Transplanting my Scadoxus
It was coincidental that, a short while after I had taken photos of how I transplanted my Scadoxus, I received a query from Rosemary as to how Scadoxus should be planted.
Scadoxus should be transplanted in late autumn or early winter, after all the leaves have died down. Unfortunately my planning seldom coincides with reality. Half way through September I impulsively decided to move some of my Scadoxus into a new bed that I was building. I wanted them to have a really good start, considering that the bulbs were already sporting proud, green tufts of leaves. This is the way I did it:
I prepared the area in which the bulbs were to be planted by digging the soil over just enough to break up the larger clods. This is where one should add some compost but I forgot. Scadoxus are greedy feeders and they will be left in one position for some years.
Only then did I fetch the bulbs out of the ground.
For me, this is important: If the soil is wet on planting day, wait for another day or you could end up with soil compacted into cement. I like the soil be dry enough to sift easily through my fingers but moist enough to hold its shape.
Lifting the bulbs
Scadoxus have a smallish bulb with long to very long, white roots about the thickness of a pencil - the same type of roots as Clivia. I lifted the plants gently from their original position, being careful not to break the roots. If I were transplanting in autumn, I would probably have cut the longer roots to a more manageable length but because of the lateness of the season I decided to keep the roots as undamaged as possible. This in the hopes of hastening their readjustment to a new environment. I did notice a bit of Mole Rat damage. Some of the bulbs had been partially eaten and others were missing many or all of their roots.
You will find that a Scadoxus that has been undisturbed for a long time will have a huge bunch of these roots. Those in the pictures shown here are young plants and have only been in the ground for a year or two.
Using the flat of my hand and a circular motion, I made a large, round, saucer-shaped depression with a little hump of soil in the center. Why the hump? The experts say that this prevents an airspace below the bulb where disease or fungus could develop. I placed the bulb on the hump with the roots spread out around it, making sure that the top of the bulb would be just below ground level. I settled the bulb by gently wiggling it down onto the hump to fill up any air pockets. I covered the outer roots first, pressing them down a little into the soil. Finally I covered the all the roots with the soil left around the 'saucer' and patted the soil, gently first to settle the soil around the roots, then a firm patting down all round.

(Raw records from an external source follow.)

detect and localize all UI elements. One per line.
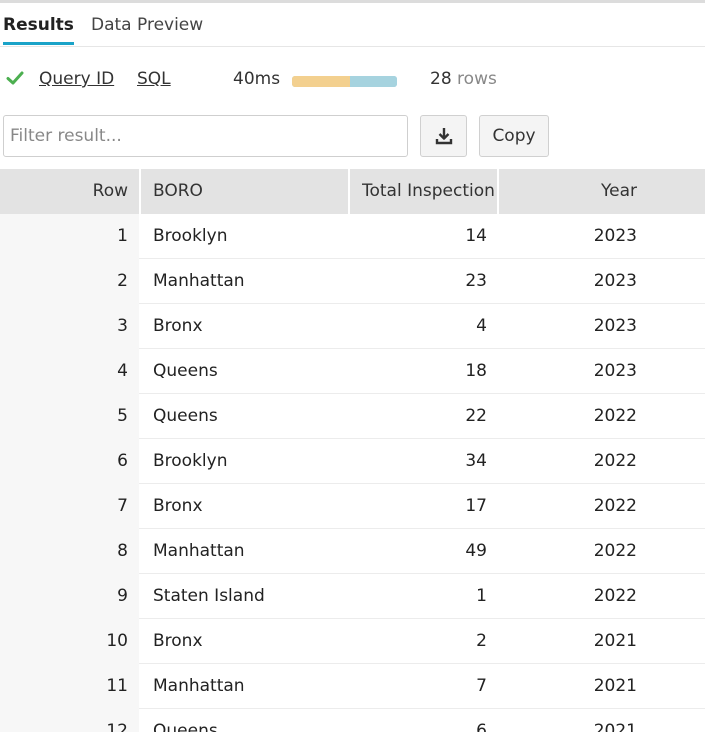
results-table: Row BORO Total Inspection Year 1 Brooklyn… bbox=[0, 169, 705, 732]
table-row[interactable]: 1 Brooklyn 14 2023 bbox=[0, 214, 705, 259]
cell-boro: Queens bbox=[153, 406, 218, 426]
table-row[interactable]: 9 Staten Island 1 2022 bbox=[0, 574, 705, 619]
column-header-boro[interactable]: BORO bbox=[153, 169, 343, 214]
download-button[interactable] bbox=[420, 115, 467, 157]
cell-total-inspection: 6 bbox=[476, 721, 487, 732]
cell-year: 2021 bbox=[593, 676, 637, 696]
table-body: 1 Brooklyn 14 2023 2 Manhattan 23 2023 3 Bronx 4 20… bbox=[0, 214, 705, 732]
cell-total-inspection: 34 bbox=[465, 451, 487, 471]
tab-data-preview[interactable]: Data Preview bbox=[91, 15, 203, 35]
cell-year: 2022 bbox=[593, 496, 637, 516]
cell-row-number: 12 bbox=[106, 721, 128, 732]
table-row[interactable]: 3 Bronx 4 2023 bbox=[0, 304, 705, 349]
cell-boro: Manhattan bbox=[153, 676, 245, 696]
cell-boro: Staten Island bbox=[153, 586, 265, 606]
table-row[interactable]: 2 Manhattan 23 2023 bbox=[0, 259, 705, 304]
cell-boro: Queens bbox=[153, 721, 218, 732]
cell-boro: Queens bbox=[153, 361, 218, 381]
row-count: 28 rows bbox=[430, 69, 497, 89]
cell-year: 2023 bbox=[593, 226, 637, 246]
tab-results[interactable]: Results bbox=[3, 15, 74, 45]
cell-row-number: 9 bbox=[117, 586, 128, 606]
timing-bar-segment-1 bbox=[292, 76, 350, 87]
cell-row-number: 3 bbox=[117, 316, 128, 336]
cell-year: 2023 bbox=[593, 361, 637, 381]
cell-row-number: 6 bbox=[117, 451, 128, 471]
cell-row-number: 7 bbox=[117, 496, 128, 516]
cell-row-number: 11 bbox=[106, 676, 128, 696]
column-header-row[interactable]: Row bbox=[0, 169, 128, 214]
cell-year: 2022 bbox=[593, 586, 637, 606]
table-row[interactable]: 11 Manhattan 7 2021 bbox=[0, 664, 705, 709]
cell-total-inspection: 7 bbox=[476, 676, 487, 696]
cell-year: 2023 bbox=[593, 316, 637, 336]
cell-year: 2022 bbox=[593, 541, 637, 561]
table-row[interactable]: 10 Bronx 2 2021 bbox=[0, 619, 705, 664]
cell-year: 2022 bbox=[593, 451, 637, 471]
table-row[interactable]: 5 Queens 22 2022 bbox=[0, 394, 705, 439]
cell-total-inspection: 2 bbox=[476, 631, 487, 651]
query-duration: 40ms bbox=[233, 69, 281, 89]
results-panel: Results Data Preview Query ID SQL 40ms 2… bbox=[0, 0, 705, 732]
copy-button[interactable]: Copy bbox=[479, 115, 549, 157]
cell-total-inspection: 1 bbox=[476, 586, 487, 606]
column-separator[interactable] bbox=[497, 169, 499, 214]
cell-row-number: 10 bbox=[106, 631, 128, 651]
cell-boro: Manhattan bbox=[153, 541, 245, 561]
cell-total-inspection: 17 bbox=[465, 496, 487, 516]
cell-year: 2021 bbox=[593, 721, 637, 732]
timing-bar bbox=[292, 76, 397, 87]
cell-year: 2023 bbox=[593, 271, 637, 291]
table-row[interactable]: 4 Queens 18 2023 bbox=[0, 349, 705, 394]
cell-total-inspection: 22 bbox=[465, 406, 487, 426]
cell-year: 2021 bbox=[593, 631, 637, 651]
cell-row-number: 4 bbox=[117, 361, 128, 381]
check-icon bbox=[6, 71, 24, 85]
cell-boro: Bronx bbox=[153, 316, 203, 336]
table-row[interactable]: 6 Brooklyn 34 2022 bbox=[0, 439, 705, 484]
cell-row-number: 2 bbox=[117, 271, 128, 291]
column-separator[interactable] bbox=[139, 169, 141, 214]
cell-boro: Brooklyn bbox=[153, 226, 228, 246]
cell-row-number: 1 bbox=[117, 226, 128, 246]
cell-boro: Manhattan bbox=[153, 271, 245, 291]
sql-link[interactable]: SQL bbox=[137, 69, 171, 89]
row-count-value: 28 bbox=[430, 69, 452, 89]
cell-row-number: 8 bbox=[117, 541, 128, 561]
cell-total-inspection: 14 bbox=[465, 226, 487, 246]
cell-boro: Brooklyn bbox=[153, 451, 228, 471]
column-header-total-inspection[interactable]: Total Inspection bbox=[362, 169, 497, 214]
tab-bar: Results Data Preview bbox=[0, 3, 705, 47]
timing-bar-segment-2 bbox=[349, 76, 397, 87]
column-separator[interactable] bbox=[348, 169, 350, 214]
cell-total-inspection: 49 bbox=[465, 541, 487, 561]
cell-boro: Bronx bbox=[153, 631, 203, 651]
cell-row-number: 5 bbox=[117, 406, 128, 426]
table-row[interactable]: 7 Bronx 17 2022 bbox=[0, 484, 705, 529]
cell-total-inspection: 4 bbox=[476, 316, 487, 336]
table-row[interactable]: 8 Manhattan 49 2022 bbox=[0, 529, 705, 574]
row-count-unit: rows bbox=[457, 69, 497, 89]
filter-result-input[interactable] bbox=[3, 115, 408, 157]
table-row[interactable]: 12 Queens 6 2021 bbox=[0, 709, 705, 732]
cell-year: 2022 bbox=[593, 406, 637, 426]
cell-boro: Bronx bbox=[153, 496, 203, 516]
table-header: Row BORO Total Inspection Year bbox=[0, 169, 705, 214]
query-id-link[interactable]: Query ID bbox=[39, 69, 114, 89]
download-icon bbox=[435, 128, 452, 145]
cell-total-inspection: 18 bbox=[465, 361, 487, 381]
cell-total-inspection: 23 bbox=[465, 271, 487, 291]
column-header-year[interactable]: Year bbox=[500, 169, 637, 214]
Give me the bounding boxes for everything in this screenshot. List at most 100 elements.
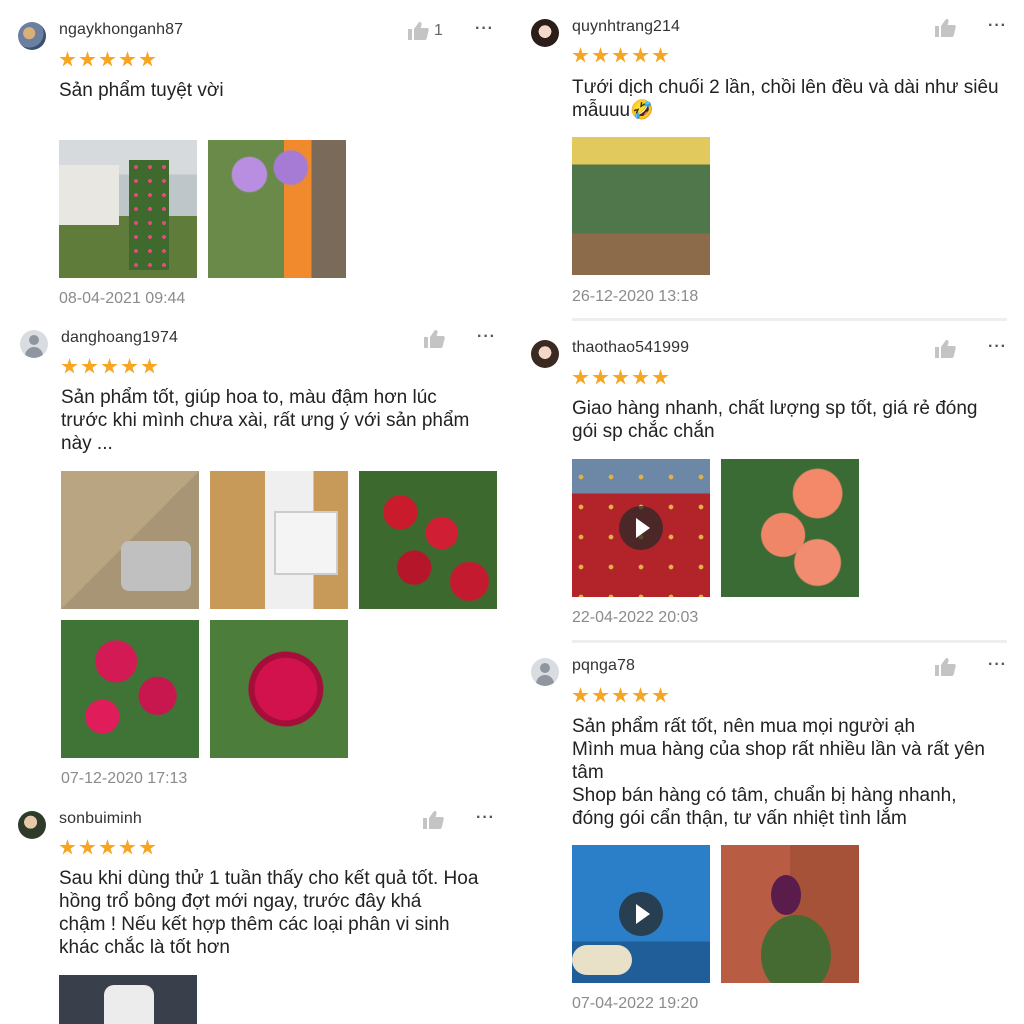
- more-icon[interactable]: ···: [476, 809, 495, 827]
- star-icon: [652, 47, 669, 63]
- more-icon[interactable]: ···: [988, 656, 1007, 674]
- more-icon[interactable]: ···: [988, 338, 1007, 356]
- star-icon: [652, 369, 669, 385]
- reviewer-username[interactable]: pqnga78: [572, 657, 635, 675]
- star-rating: [59, 51, 156, 68]
- thumbs-up-icon[interactable]: [422, 810, 444, 830]
- review-text-line: Sản phẩm rất tốt, nên mua mọi người ạh: [572, 716, 916, 737]
- review-text-line: tâm: [572, 762, 604, 783]
- star-icon: [99, 839, 116, 855]
- star-rating: [61, 358, 158, 375]
- star-icon: [572, 687, 589, 703]
- reviewer-username[interactable]: sonbuiminh: [59, 810, 142, 828]
- review-text-line: mẫuuu🤣: [572, 100, 654, 121]
- review-text-line: Sau khi dùng thử 1 tuần thấy cho kết quả…: [59, 868, 479, 889]
- more-icon[interactable]: ···: [988, 17, 1007, 35]
- thumbs-up-icon[interactable]: [934, 339, 956, 359]
- review-text-line: đóng gói cẩn thận, tư vấn nhiệt tình lắm: [572, 808, 907, 829]
- review-text-line: này ...: [61, 433, 113, 454]
- thumbs-up-icon[interactable]: [423, 329, 445, 349]
- play-icon[interactable]: [619, 506, 663, 550]
- avatar[interactable]: [531, 19, 559, 47]
- star-icon: [139, 51, 156, 67]
- review-photo[interactable]: [572, 137, 710, 275]
- star-icon: [121, 358, 138, 374]
- star-icon: [592, 47, 609, 63]
- avatar[interactable]: [18, 22, 46, 50]
- star-icon: [139, 839, 156, 855]
- star-icon: [141, 358, 158, 374]
- review-text: Sau khi dùng thử 1 tuần thấy cho kết quả…: [59, 867, 478, 959]
- review-text-line: gói sp chắc chắn: [572, 421, 715, 442]
- review-text-line: Shop bán hàng có tâm, chuẩn bị hàng nhan…: [572, 785, 957, 806]
- thumbs-up-icon[interactable]: [934, 657, 956, 677]
- star-icon: [632, 47, 649, 63]
- review-photo[interactable]: [208, 140, 346, 278]
- star-icon: [79, 839, 96, 855]
- star-icon: [592, 369, 609, 385]
- star-rating: [572, 47, 669, 64]
- thumbs-up-icon[interactable]: [934, 18, 956, 38]
- review-text-line: trước khi mình chưa xài, rất ưng ý với s…: [61, 410, 470, 431]
- review-photo[interactable]: [359, 471, 497, 609]
- review-text-line: khác chắc là tốt hơn: [59, 937, 230, 958]
- star-icon: [632, 687, 649, 703]
- more-icon[interactable]: ···: [477, 328, 496, 346]
- review-text-line: Sản phẩm tốt, giúp hoa to, màu đậm hơn l…: [61, 387, 437, 408]
- review-photo[interactable]: [61, 620, 199, 758]
- star-icon: [572, 369, 589, 385]
- star-icon: [79, 51, 96, 67]
- review-photo[interactable]: [721, 845, 859, 983]
- star-icon: [59, 839, 76, 855]
- review-text: Giao hàng nhanh, chất lượng sp tốt, giá …: [572, 397, 977, 443]
- like-count: 1: [434, 22, 443, 39]
- star-icon: [119, 51, 136, 67]
- review-text-line: hồng trổ bông đợt mới ngay, trước đây kh…: [59, 891, 422, 912]
- avatar[interactable]: [531, 658, 559, 686]
- review-timestamp: 08-04-2021 09:44: [59, 290, 186, 307]
- thumbs-up-icon[interactable]: [407, 21, 429, 41]
- review-video[interactable]: [572, 845, 710, 983]
- review-video[interactable]: [572, 459, 710, 597]
- review-photo[interactable]: [59, 975, 197, 1024]
- review-photo[interactable]: [59, 140, 197, 278]
- star-icon: [99, 51, 116, 67]
- star-icon: [612, 687, 629, 703]
- review-text-line: Tưới dịch chuối 2 lần, chồi lên đều và d…: [572, 77, 999, 98]
- star-icon: [612, 47, 629, 63]
- star-icon: [652, 687, 669, 703]
- reviewer-username[interactable]: ngaykhonganh87: [59, 21, 183, 39]
- star-icon: [632, 369, 649, 385]
- star-icon: [59, 51, 76, 67]
- avatar[interactable]: [20, 330, 48, 358]
- star-rating: [572, 369, 669, 386]
- review-photo[interactable]: [210, 620, 348, 758]
- review-photo[interactable]: [721, 459, 859, 597]
- avatar[interactable]: [18, 811, 46, 839]
- star-icon: [101, 358, 118, 374]
- review-photo[interactable]: [210, 471, 348, 609]
- reviewer-username[interactable]: danghoang1974: [61, 329, 178, 347]
- star-rating: [572, 687, 669, 704]
- reviewer-username[interactable]: thaothao541999: [572, 339, 689, 357]
- review-text: Sản phẩm rất tốt, nên mua mọi người ạh M…: [572, 715, 985, 830]
- review-text-line: Giao hàng nhanh, chất lượng sp tốt, giá …: [572, 398, 978, 419]
- review-timestamp: 07-12-2020 17:13: [61, 770, 188, 787]
- avatar[interactable]: [531, 340, 559, 368]
- star-icon: [81, 358, 98, 374]
- star-icon: [612, 369, 629, 385]
- review-text-line: Mình mua hàng của shop rất nhiều lần và …: [572, 739, 985, 760]
- review-text: Sản phẩm tốt, giúp hoa to, màu đậm hơn l…: [61, 386, 469, 455]
- more-icon[interactable]: ···: [475, 20, 494, 38]
- review-text: Tưới dịch chuối 2 lần, chồi lên đều và d…: [572, 76, 999, 122]
- play-icon[interactable]: [619, 892, 663, 936]
- review-timestamp: 26-12-2020 13:18: [572, 288, 699, 305]
- review-photo[interactable]: [61, 471, 199, 609]
- review-divider: [572, 640, 1007, 643]
- reviewer-username[interactable]: quynhtrang214: [572, 18, 680, 36]
- star-rating: [59, 839, 156, 856]
- review-timestamp: 22-04-2022 20:03: [572, 609, 699, 626]
- star-icon: [61, 358, 78, 374]
- review-text-line: chậm ! Nếu kết hợp thêm các loại phân vi…: [59, 914, 450, 935]
- review-text: Sản phẩm tuyệt vời: [59, 80, 224, 101]
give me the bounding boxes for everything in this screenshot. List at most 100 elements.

I'm sure the reason for planting in dry soil is now clear...
I won't lie. By the fifth bulb the job had become tedious and by the twelfth bulb I was working on autopilot.
Once all the bulbs were planted, I scattered the contents of a bag of compost over the patch. I would normally not bother with compost as I rely more on mulch for feeding the soil - I just happened to find an old bag of it lying around in a dark corner. I topped the patch with a thick layer of leaves and gave it a good, gentle soaking.
Will it work?
I hope so. I am not an expert - just a gardener. For me, doing it this way just felt right. So far, so good. It is now five weeks since the transplant was done and the plants don't seem to have noticed that they have moved. The acid test will be if they flower this year. Very probably not. Scadoxus do not like to be disturbed and will usually refuse to flower the season after a transplant. I'll definitely update this blog with the results.